Мы расходимся в разные стороны, помахав рукой. Похожие в толпе на всех других. Но я давно знаю: это кажимость. Нет и не может быть похожести. Похожесть — горестный примитив, за который мы цепляемся, как за родство, от которого надо бечь, как бегу я сейчас в метро, оставив Катю у трамвая. В мире нет простого. А человек — самая сложная система, которой и овладевать надо сложным инструментом.

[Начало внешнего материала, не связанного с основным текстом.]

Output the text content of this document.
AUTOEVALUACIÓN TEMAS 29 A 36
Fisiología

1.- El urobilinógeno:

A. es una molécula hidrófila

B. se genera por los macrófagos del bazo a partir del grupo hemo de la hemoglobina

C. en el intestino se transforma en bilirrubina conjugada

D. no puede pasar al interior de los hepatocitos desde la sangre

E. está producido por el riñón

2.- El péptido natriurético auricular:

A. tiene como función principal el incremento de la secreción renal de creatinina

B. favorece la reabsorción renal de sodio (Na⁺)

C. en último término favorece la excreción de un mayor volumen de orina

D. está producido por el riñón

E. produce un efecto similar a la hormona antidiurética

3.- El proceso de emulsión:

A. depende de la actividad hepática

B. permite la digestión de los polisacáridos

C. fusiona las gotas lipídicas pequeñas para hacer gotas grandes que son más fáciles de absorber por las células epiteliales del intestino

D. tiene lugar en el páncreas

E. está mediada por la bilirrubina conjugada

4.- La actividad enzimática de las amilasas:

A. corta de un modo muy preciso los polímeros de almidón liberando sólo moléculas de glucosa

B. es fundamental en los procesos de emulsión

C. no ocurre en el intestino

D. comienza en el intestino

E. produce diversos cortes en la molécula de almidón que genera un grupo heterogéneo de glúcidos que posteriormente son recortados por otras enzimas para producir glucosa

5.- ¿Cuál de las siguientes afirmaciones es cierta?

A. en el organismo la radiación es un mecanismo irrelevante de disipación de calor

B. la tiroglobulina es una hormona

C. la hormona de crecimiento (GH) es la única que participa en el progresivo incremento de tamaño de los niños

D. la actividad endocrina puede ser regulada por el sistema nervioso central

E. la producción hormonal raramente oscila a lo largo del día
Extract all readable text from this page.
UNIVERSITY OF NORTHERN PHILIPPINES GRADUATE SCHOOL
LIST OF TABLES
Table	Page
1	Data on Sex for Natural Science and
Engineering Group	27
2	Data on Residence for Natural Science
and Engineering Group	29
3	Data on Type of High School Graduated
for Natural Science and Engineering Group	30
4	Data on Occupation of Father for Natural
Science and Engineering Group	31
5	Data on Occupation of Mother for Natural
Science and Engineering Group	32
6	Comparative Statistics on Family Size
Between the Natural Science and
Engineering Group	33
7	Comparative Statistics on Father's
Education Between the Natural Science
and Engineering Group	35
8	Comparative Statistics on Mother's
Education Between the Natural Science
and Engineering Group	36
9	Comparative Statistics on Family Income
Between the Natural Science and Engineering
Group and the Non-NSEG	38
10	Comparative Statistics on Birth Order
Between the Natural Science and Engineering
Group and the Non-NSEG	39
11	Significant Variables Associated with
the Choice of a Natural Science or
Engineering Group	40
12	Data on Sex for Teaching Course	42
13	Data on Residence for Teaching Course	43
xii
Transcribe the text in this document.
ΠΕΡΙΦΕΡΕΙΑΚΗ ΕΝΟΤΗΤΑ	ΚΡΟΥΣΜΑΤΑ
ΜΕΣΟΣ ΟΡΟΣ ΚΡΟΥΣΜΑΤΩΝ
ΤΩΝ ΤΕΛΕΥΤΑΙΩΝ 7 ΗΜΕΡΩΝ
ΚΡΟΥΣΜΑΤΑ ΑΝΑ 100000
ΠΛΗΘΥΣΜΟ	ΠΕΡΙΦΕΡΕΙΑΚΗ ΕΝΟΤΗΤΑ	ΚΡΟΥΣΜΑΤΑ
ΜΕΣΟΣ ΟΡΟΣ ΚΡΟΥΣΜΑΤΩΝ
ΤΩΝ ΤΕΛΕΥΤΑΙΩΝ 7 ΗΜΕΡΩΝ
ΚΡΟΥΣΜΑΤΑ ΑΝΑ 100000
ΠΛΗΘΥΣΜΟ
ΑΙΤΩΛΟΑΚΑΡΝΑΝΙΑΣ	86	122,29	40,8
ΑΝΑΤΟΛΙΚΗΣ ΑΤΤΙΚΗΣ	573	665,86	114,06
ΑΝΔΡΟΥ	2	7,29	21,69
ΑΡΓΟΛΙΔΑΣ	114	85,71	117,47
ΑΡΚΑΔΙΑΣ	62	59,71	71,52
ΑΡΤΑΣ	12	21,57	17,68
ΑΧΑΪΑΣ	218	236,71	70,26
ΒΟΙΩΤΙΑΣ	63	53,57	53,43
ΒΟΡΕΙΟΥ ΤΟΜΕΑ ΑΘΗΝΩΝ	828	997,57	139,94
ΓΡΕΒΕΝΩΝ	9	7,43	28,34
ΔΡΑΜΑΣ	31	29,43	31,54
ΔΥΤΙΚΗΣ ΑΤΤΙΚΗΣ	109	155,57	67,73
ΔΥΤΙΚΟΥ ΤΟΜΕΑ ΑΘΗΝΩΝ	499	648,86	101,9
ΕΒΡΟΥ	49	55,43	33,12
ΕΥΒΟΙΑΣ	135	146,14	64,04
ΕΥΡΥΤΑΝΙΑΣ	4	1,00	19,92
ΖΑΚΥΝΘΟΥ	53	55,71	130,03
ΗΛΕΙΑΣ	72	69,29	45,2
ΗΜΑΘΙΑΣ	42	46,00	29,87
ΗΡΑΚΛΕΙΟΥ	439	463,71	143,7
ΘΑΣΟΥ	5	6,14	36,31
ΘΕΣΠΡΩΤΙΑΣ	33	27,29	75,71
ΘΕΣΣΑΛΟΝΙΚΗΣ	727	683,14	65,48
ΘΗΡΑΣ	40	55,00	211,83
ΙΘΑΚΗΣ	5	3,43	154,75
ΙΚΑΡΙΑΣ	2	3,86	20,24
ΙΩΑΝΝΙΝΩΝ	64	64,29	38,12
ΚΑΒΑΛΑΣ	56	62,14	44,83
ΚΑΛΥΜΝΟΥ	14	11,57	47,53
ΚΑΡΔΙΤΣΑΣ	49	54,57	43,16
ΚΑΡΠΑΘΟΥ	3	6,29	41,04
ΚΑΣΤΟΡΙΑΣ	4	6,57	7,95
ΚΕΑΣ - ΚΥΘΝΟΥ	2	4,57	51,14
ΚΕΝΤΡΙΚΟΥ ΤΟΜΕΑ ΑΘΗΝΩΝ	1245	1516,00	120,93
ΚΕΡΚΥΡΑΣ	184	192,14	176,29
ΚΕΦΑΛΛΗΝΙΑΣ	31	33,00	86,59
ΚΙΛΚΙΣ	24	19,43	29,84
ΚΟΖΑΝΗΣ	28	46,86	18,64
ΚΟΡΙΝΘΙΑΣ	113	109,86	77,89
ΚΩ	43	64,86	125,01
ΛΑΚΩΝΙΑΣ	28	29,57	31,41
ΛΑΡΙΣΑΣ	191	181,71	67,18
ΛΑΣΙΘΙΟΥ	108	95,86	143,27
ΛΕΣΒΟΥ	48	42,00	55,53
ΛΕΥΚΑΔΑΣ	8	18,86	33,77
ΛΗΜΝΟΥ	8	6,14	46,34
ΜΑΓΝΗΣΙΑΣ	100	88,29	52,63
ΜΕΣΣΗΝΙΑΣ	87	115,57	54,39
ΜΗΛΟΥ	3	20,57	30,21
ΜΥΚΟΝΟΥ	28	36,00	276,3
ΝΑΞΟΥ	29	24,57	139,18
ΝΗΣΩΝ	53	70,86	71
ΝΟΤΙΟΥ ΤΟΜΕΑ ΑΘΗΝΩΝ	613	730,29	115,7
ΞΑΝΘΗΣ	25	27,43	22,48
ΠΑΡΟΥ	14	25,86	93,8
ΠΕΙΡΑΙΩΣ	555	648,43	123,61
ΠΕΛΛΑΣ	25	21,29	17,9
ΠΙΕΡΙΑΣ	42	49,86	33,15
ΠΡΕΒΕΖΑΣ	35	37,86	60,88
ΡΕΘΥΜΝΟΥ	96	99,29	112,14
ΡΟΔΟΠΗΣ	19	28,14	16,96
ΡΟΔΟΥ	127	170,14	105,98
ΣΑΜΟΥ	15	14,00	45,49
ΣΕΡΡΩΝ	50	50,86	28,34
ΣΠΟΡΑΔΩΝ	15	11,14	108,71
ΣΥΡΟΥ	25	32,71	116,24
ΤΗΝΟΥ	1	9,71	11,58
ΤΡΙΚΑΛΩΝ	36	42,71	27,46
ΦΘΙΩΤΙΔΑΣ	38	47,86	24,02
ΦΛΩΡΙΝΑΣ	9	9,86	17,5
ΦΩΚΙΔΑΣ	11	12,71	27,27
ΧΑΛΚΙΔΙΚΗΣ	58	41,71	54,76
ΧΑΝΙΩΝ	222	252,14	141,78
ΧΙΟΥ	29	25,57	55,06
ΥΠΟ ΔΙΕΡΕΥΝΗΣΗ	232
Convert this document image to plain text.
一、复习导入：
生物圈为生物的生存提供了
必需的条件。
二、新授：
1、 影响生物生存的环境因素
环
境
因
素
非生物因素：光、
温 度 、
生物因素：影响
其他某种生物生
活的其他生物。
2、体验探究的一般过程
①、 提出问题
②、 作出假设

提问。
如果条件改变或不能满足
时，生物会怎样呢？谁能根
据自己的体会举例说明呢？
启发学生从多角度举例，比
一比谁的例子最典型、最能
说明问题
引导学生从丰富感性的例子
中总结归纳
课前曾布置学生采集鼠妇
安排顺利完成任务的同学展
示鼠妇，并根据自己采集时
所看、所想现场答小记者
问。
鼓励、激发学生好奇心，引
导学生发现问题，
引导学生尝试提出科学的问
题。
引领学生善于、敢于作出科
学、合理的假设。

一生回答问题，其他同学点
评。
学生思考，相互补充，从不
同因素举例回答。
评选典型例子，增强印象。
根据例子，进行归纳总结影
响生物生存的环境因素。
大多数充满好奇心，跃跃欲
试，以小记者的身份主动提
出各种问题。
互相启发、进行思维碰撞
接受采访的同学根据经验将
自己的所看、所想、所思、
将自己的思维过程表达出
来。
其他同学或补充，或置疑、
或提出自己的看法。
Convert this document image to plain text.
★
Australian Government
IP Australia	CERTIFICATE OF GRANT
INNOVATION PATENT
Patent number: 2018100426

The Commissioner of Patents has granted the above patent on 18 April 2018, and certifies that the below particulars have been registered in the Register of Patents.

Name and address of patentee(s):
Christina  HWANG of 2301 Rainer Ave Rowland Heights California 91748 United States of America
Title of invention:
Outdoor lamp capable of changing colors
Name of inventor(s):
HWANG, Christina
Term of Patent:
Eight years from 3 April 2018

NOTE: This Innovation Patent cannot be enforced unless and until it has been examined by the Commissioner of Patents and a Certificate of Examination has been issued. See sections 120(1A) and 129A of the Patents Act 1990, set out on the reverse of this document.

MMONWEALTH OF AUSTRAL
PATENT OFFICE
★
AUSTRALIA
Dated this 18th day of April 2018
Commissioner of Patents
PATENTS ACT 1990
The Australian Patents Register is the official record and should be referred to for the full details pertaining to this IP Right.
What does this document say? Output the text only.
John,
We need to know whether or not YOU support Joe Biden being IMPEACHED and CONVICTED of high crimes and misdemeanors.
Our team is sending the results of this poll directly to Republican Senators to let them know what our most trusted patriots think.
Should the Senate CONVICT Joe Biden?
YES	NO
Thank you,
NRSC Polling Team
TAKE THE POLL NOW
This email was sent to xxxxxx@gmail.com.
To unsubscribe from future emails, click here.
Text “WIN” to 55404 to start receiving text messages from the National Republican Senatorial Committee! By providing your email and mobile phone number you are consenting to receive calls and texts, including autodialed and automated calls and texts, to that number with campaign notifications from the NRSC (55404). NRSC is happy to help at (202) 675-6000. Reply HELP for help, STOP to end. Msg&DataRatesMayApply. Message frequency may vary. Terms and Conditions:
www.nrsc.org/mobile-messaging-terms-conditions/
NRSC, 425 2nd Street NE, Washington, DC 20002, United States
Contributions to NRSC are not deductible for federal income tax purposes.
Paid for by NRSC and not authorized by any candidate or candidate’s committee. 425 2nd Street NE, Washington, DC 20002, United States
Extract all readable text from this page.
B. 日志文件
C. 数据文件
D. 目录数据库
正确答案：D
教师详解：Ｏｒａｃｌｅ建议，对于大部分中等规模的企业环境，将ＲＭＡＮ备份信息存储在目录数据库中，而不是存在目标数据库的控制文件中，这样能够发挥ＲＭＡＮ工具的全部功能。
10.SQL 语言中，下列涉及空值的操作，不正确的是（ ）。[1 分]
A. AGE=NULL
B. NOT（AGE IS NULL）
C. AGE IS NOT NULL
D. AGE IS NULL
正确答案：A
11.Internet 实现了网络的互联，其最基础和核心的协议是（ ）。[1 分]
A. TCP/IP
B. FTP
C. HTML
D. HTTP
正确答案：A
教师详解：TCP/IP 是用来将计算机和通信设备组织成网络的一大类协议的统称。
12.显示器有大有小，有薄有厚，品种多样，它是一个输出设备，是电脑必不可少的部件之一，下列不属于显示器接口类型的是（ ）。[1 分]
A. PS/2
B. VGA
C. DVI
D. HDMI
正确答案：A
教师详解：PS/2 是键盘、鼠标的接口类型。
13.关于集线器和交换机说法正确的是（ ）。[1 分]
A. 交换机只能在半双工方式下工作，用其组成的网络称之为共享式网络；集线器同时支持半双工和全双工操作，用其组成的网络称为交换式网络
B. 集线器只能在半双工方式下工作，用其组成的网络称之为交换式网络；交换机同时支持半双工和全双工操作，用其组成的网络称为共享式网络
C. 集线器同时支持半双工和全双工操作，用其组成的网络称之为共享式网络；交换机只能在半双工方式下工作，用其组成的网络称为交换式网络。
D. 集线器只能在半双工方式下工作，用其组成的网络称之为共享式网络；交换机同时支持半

Примитивизм радостно обозвался «концом света», освобождая нас от ответственности за далеких себя. Мы же будем жить и после конца. Как жили. После чумы жили, после войны, после Чернобыля. Мы будем теми, кто от лени, бездарности, подлости ждет конца как спасения от решений и поступков, а он возьми и не приди. И мы остаемся теми же, но еще и обиженными, что приходится жить. Я тоже хочу притулиться для утешения. Любая гора сгодится. Любая старше и многое видела. «Помоги мне, гора», — скажу я ей, но знаю, что только играю в эти мысленные игры, а на самом деле цепью прикована к той жизни, которая и дурна, и некрасива, но во всем своем уродстве она мне дорога, и я люблю в ней все: мужа, сына, чужое дитя, которое будут клонить к иному, несчастье Раи, ее двуликость, люблю этого виноватого ни в чем военного, бросившего мне в пакет деньги, я даже Киркорова люблю за простоту и хитрованство, за крупность и мелкость… Ну что поделать, если это все мое! И я не хочу ему конца.
Я по-хозяйски толкаюсь в метро, прижимая ценный пакет, который я отдам, конечно, Ольге. Кому же еще? Кто из нас самый практичный?
Эта идиотка привезла мне взяточные деньги. Как можно было их взять? Как? Теперь у него развязаны руки, и что бы он ни говорил, я не верю его русскому языку. Деньги надо вернуть со свидетелем. Тогда, и только тогда можно быть спокойными за мальчишек.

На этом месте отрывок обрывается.